Expertos explican por qué debe importarnos la regulación de la IA

Paulina Gutiérrez, directora ejecutiva de R3D, explica los principales puntos de la discusión sobre la regulación de la inteligencia artificial en México: impactos en derechos, riesgos de censura, negociación del TMEC y la necesidad de una participación amplia.
Expertos explican por qué debe importarnos la regulación de la IA

La regulación de la inteligencia artificial (IA) en México abrió una discusión pública tras el anuncio de la presidenta Claudia Sheinbaum de poner el tema en las “mañaneras” a finales de junio de 2026. En diálogo con Sopitas.com, Paulina Gutiérrez, directora ejecutiva de la Red en Defensa de los Derechos Digitales (R3D), detalló por qué este debate importa y señaló los principales ejes en torno a los que debería formularse la normativa.

Impactos sobre derechos y usos diversos

Gutiérrez subraya que antes de hablar de regulación es necesario definir qué se regula: determinadas aplicaciones, proveedores nacionales o extranjeros, y los fines concretos de uso de la IA. Explicó que la tecnología opera en distintos campos y que cada uno implica impactos en una “gama muy amplia” de derechos humanos.

El material técnico que sostiene a la IA también tiene efectos concretos. Por ejemplo, la infraestructura de centros de datos requiere refrigeración y consumo de agua dulce, lo que puede relacionarse con riesgos de estrés hídrico en regiones. Además, la difusión de deepfakes y el posible cambio en el campo laboral son usos que ya se observan en la vida cotidiana. Paulina Gutiérrez señaló: “Antes de hablar específicamente de derechos, creo que es importante saber de qué estamos hablando: Si estamos hablando de ciertas aplicaciones, si estamos hablando de proveedores de esta tecnología, si son proveedores nacionales o extranjeros y, específicamente, para qué queremos usar la inteligencia artificial”.

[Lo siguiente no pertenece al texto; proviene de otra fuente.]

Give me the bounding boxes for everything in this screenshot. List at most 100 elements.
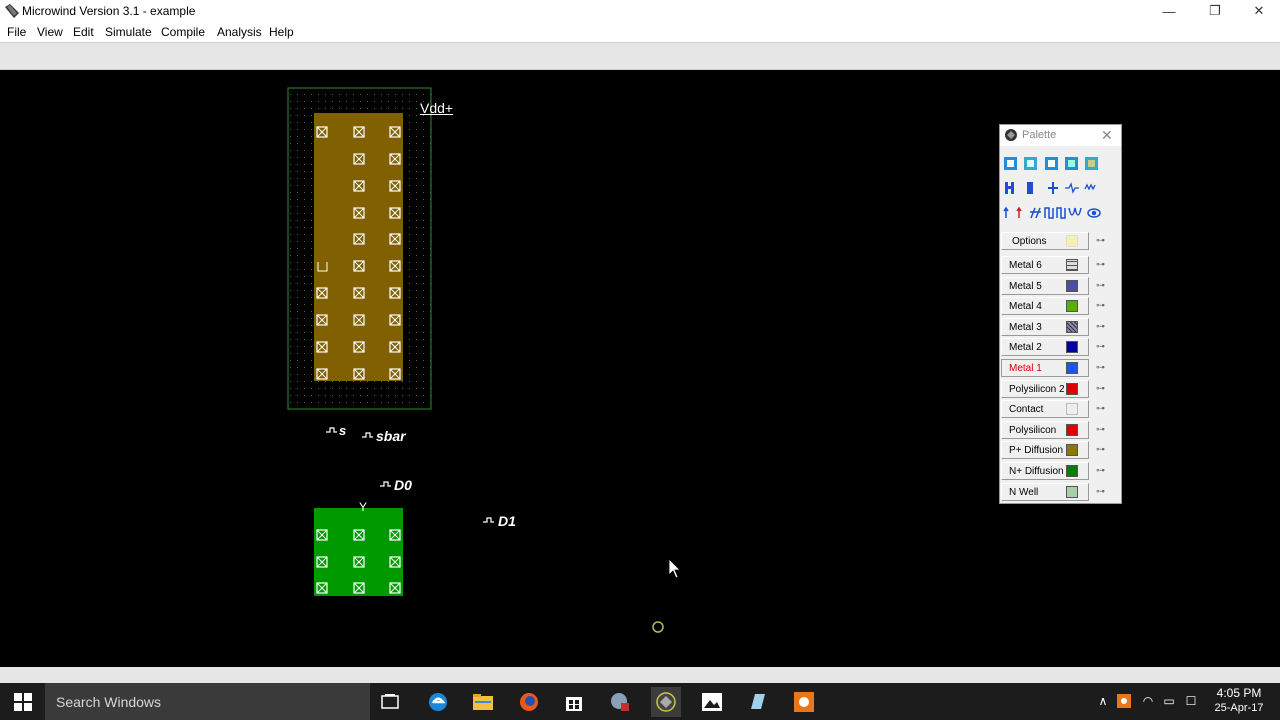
label-sbar[interactable]: sbar — [376, 428, 406, 444]
label-vdd[interactable]: Vdd+ — [420, 100, 453, 116]
palette-layer-metal-3[interactable]: Metal 3 — [1001, 318, 1089, 336]
search-box[interactable]: Search Windows — [45, 683, 370, 720]
pin-icon[interactable]: ⊶ — [1096, 300, 1105, 311]
tray-app-icon[interactable] — [1115, 692, 1133, 710]
palette-layer-metal-2[interactable]: Metal 2 — [1001, 338, 1089, 356]
menu-view[interactable]: View — [37, 25, 63, 39]
palette-layer-p-diffusion[interactable]: P+ Diffusion — [1001, 441, 1089, 459]
palette-tool-icons — [1003, 157, 1101, 219]
input-signal-icons — [326, 427, 494, 523]
pin-icon[interactable]: ⊶ — [1096, 362, 1105, 373]
layer-swatch — [1066, 486, 1078, 498]
pin-icon[interactable]: ⊶ — [1096, 321, 1105, 332]
layer-swatch — [1066, 444, 1078, 456]
clock-date[interactable]: 25-Apr-17 — [1210, 702, 1268, 714]
palette-close-button[interactable]: ✕ — [1101, 127, 1113, 144]
menu-compile[interactable]: Compile — [161, 25, 205, 39]
layer-label: Metal 4 — [1009, 301, 1042, 312]
tray-chevron-up-icon[interactable]: ∧ — [1094, 692, 1112, 710]
palette-layer-metal-6[interactable]: Metal 6 — [1001, 256, 1089, 274]
palette-window: Palette ✕ Options ⊶ Metal 6 ⊶ Metal 5 ⊶ … — [999, 124, 1122, 504]
layer-swatch — [1066, 465, 1078, 477]
app-page-icon[interactable] — [743, 687, 773, 717]
layer-swatch — [1066, 362, 1078, 374]
layer-swatch — [1066, 280, 1078, 292]
layer-swatch — [1066, 321, 1078, 333]
palette-layer-n-diffusion[interactable]: N+ Diffusion — [1001, 462, 1089, 480]
menu-analysis[interactable]: Analysis — [217, 25, 262, 39]
maximize-button[interactable]: ❐ — [1192, 0, 1238, 22]
clock-time[interactable]: 4:05 PM — [1212, 686, 1266, 700]
pin-icon[interactable]: ⊶ — [1096, 424, 1105, 435]
layer-swatch — [1066, 424, 1078, 436]
options-swatch — [1066, 235, 1078, 247]
layer-label: Polysilicon — [1009, 425, 1057, 436]
layer-label: Metal 1 — [1009, 363, 1042, 374]
menu-help[interactable]: Help — [269, 25, 294, 39]
menu-file[interactable]: File — [7, 25, 26, 39]
microwind-app-icon — [5, 4, 19, 18]
minimize-button[interactable]: — — [1146, 0, 1192, 22]
search-placeholder: Search Windows — [56, 694, 162, 710]
windows-logo-icon — [14, 693, 32, 711]
file-explorer-icon[interactable] — [468, 687, 498, 717]
menu-edit[interactable]: Edit — [73, 25, 94, 39]
photos-icon[interactable] — [697, 687, 727, 717]
palette-layer-n-well[interactable]: N Well — [1001, 483, 1089, 501]
start-button[interactable] — [8, 687, 38, 717]
pin-icon[interactable]: ⊶ — [1096, 403, 1105, 414]
layer-swatch — [1066, 259, 1078, 271]
firefox-icon[interactable] — [514, 687, 544, 717]
status-strip — [0, 667, 1280, 683]
palette-tool-row-3 — [1003, 206, 1101, 219]
p-diffusion — [314, 113, 403, 381]
pin-icon[interactable]: ⊶ — [1096, 259, 1105, 270]
layer-label: Contact — [1009, 404, 1044, 415]
store-icon[interactable] — [559, 687, 589, 717]
pin-icon[interactable]: ⊶ — [1096, 383, 1105, 394]
layer-label: Metal 3 — [1009, 322, 1042, 333]
layer-swatch — [1066, 300, 1078, 312]
app-orange-icon[interactable] — [789, 687, 819, 717]
label-d1[interactable]: D1 — [498, 513, 516, 529]
pin-icon[interactable]: ⊶ — [1096, 465, 1105, 476]
pin-icon[interactable]: ⊶ — [1096, 341, 1105, 352]
cursor-target-circle — [652, 621, 664, 633]
notification-icon[interactable]: ☐ — [1182, 692, 1200, 710]
battery-icon[interactable]: ▭ — [1160, 692, 1178, 710]
palette-app-icon — [1005, 129, 1017, 141]
layer-label: P+ Diffusion — [1009, 445, 1064, 456]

Riesgo de censura y la Ley IA en San Luis Potosí

Gutiérrez advirtió sobre el riesgo de que una regulación genérica pueda derivar en censura. “El impacto más severo que se puede llegar a ver es si se restringe el uso de la inteligencia artificial para generar contenidos”, afirmó. Como ejemplo local citó la llamada Ley IA o Ley Serrano, promovida por el diputado Héctor Serrano en San Luis Potosí, cuya definición de “uso indebido” podría ser muy amplia.

La directora de R3D precisó que, si bien hay contenidos que legítimamente podrían prohibirse —como difusión de abuso sexual infantil o contenidos que pongan en riesgo la integridad de las mujeres—, los conceptos amplios y vagos en la legislación representan un riesgo para periodistas y participantes del debate público: “…cuando hablamos en general de conceptos tan amplios y vagos, ahí sí hay un riesgo de censura muy peligroso para periodistas y personas que participan en el debate público”.

Regulaciones diferenciadas por tipo de uso

Gutiérrez planteó que la regulación no debe ser generalizada, porque la IA no opera en un único campo. Recomendó pensar las normas según tipos de uso y contextos de aplicación, para abordar de manera específica los distintos impactos sobre derechos.

TMEC y la posición de México

La negociación del TMEC se incorporó a la discusión sobre la IA porque incluye capítulos de economía digital y reglas sobre localización y flujo transfronterizo de datos. Gutiérrez explicó que durante las nuevas negociaciones participan gobiernos y empresas desarrolladoras de tecnología de Estados Unidos, y que en documentos de instituciones y asociaciones que asesoran al gobierno estadounidense se ha solicitado integrar protocolos específicos en materia de IA.

Sobre el rol que México puede asumir, Paulina Gutiérrez señaló que el país debe decidir qué papel quiere jugar en la cadena: desarrollar la tecnología o asumir roles de manufactura, y qué derechos se protegerán en ese marco. “México está en una buena posición para pensar en un modelo de innovación dirigido tanto en el bienestar común de tener una inteligencia artificial regulada y con una estrategia nacional”, dijo.

Llamado a una discusión participativa

Gutiérrez concluyó con un llamado a que la discusión sobre la regulación de la IA sea amplia y participativa, e incluya a organizaciones civiles especializadas en derechos humanos digitales. “Es bien importante que integren las perspectivas de estas organizaciones que tenemos una agenda de promover los derechos humanos frente a estas tecnologías y de la mano con las mismas”, expresó.

En el intercambio también se citó un dato técnico: National Geographic indicó que generar un texto de 100 palabras consume, en promedio, 519 mililitros de agua, lo que ilustra los costos ambientales asociados a cierto uso de la IA.